Thursday, May 28, 2009

Reducing Toxicity of Chemotherapy For Brain Cancer

This article was co-written with Dr. Boro Dropulic, President and CSO of Lentigen Corporation (see: http://www.lentigen.com)

Glioblastoma Mulitiforme (GBM), a form of brain cancer, is a highly debilitating, most often fatal disease, with many patients dying within a year after diagnosis.  The current mode for treatment of GBM is a combination of radiation and chemotherapy which extends life, but it is not a cure. The chemotherapy uses a drug called Temozolomide (TMZ), or Tedomar, which can effectively kill GBM cancer cells.  However, the drug cannot be used at desired higher dose levels because of its toxicity to the blood-forming  stem cells which help create a major part of our immune system. As a result, often before the TMZ can kill off the GBM, the patient's immune system is so highly compromised that they die of the cancer or other diseases. 

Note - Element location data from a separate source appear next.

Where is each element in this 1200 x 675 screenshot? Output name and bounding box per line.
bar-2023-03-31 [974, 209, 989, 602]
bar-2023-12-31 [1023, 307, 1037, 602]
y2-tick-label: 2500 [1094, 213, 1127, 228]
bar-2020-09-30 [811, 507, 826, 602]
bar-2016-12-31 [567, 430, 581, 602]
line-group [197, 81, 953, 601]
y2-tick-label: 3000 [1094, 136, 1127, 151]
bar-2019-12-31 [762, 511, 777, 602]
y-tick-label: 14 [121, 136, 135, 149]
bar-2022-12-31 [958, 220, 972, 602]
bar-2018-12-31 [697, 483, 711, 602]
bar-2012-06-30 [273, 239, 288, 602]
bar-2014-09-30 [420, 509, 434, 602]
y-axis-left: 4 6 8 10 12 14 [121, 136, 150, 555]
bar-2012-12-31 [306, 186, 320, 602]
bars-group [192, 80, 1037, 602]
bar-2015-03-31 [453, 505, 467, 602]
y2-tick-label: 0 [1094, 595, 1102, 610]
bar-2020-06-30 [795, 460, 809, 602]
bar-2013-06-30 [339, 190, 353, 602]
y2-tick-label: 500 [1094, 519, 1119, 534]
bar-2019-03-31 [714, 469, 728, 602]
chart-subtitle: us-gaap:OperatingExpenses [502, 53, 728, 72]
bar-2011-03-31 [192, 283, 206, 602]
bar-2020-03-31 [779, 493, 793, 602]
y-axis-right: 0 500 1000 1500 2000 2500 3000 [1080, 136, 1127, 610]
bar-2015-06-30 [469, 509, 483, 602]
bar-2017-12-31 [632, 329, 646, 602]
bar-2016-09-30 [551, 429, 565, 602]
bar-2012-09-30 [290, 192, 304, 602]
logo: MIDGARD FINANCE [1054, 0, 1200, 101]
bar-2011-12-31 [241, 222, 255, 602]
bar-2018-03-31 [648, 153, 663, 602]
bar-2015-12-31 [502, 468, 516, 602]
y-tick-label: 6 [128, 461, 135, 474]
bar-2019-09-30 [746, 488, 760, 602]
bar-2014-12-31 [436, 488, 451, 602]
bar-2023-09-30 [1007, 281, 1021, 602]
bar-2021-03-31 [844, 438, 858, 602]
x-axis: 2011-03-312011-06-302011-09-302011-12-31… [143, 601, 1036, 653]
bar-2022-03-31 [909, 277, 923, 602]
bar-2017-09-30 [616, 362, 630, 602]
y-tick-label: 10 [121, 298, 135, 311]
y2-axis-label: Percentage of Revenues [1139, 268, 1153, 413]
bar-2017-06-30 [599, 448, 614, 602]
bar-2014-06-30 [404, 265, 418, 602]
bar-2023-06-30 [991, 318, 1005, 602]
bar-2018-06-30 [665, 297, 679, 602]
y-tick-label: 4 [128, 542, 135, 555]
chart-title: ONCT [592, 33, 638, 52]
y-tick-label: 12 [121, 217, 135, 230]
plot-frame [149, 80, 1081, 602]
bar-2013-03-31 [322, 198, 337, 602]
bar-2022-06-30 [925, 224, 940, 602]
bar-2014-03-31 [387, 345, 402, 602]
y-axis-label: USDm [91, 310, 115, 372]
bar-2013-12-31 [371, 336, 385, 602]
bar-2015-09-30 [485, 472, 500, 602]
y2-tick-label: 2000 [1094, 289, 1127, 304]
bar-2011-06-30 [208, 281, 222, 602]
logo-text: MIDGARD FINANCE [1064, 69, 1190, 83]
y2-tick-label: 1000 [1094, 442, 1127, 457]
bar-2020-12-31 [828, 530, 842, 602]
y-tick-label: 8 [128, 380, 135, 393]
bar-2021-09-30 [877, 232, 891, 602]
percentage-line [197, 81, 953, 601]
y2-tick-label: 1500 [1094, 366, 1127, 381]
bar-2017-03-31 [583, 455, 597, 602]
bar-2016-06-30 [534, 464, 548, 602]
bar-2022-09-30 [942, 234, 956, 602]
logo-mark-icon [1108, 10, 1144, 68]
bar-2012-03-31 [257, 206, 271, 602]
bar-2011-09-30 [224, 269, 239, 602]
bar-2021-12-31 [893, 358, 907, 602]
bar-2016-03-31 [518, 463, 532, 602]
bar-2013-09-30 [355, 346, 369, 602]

Evidence that higher doses of TMZ could dramatically help treat GBM comes from recent evidence that cancer stem cells can be killed more effectively by higher or denser dosing with TMZ. The question is how to protect the bone marrow stem cells of the immune system, so that the TMZ has time to kill the cancer? In other words, how to we get to using higher doses of TMZ without destroying the blood forming (hematopoietic) marrow stem cells (HSC)? 

Lentigen is close to Phase I clinical testing of LG631, a Lentiviral vector that delivers a gene payload (MGMT - methylguanine-DNA-methyltransferase) into HSCs to make them resistant to the toxic effects of TMZ.  The goal is to develop this therapy into an effective treatment for GBM by protecting HSCs with LG631 so that physicians can treat patients with higher and denser doses of TMZ, so as to more effectively treat the disease.  The excitement for this clinical trial is supported by preclinical work performed in multiple top research institutions in the US, including validation of the protection of HSCs in the presence of high TMZ levels in multiple animal models, including mice, dogs and non-human primates.  Lentigen hopes to start this clinical trial later this year.

TMZ is in the family of chemotherapies called alkylating agents, many of which have similar off-target effects of killing off major parts of the patients' immune systems (HSC's), and if successful with GBM, Lentigen anticipates this opening up opportunities to use the same therapeutic approach with these other alkylating agents.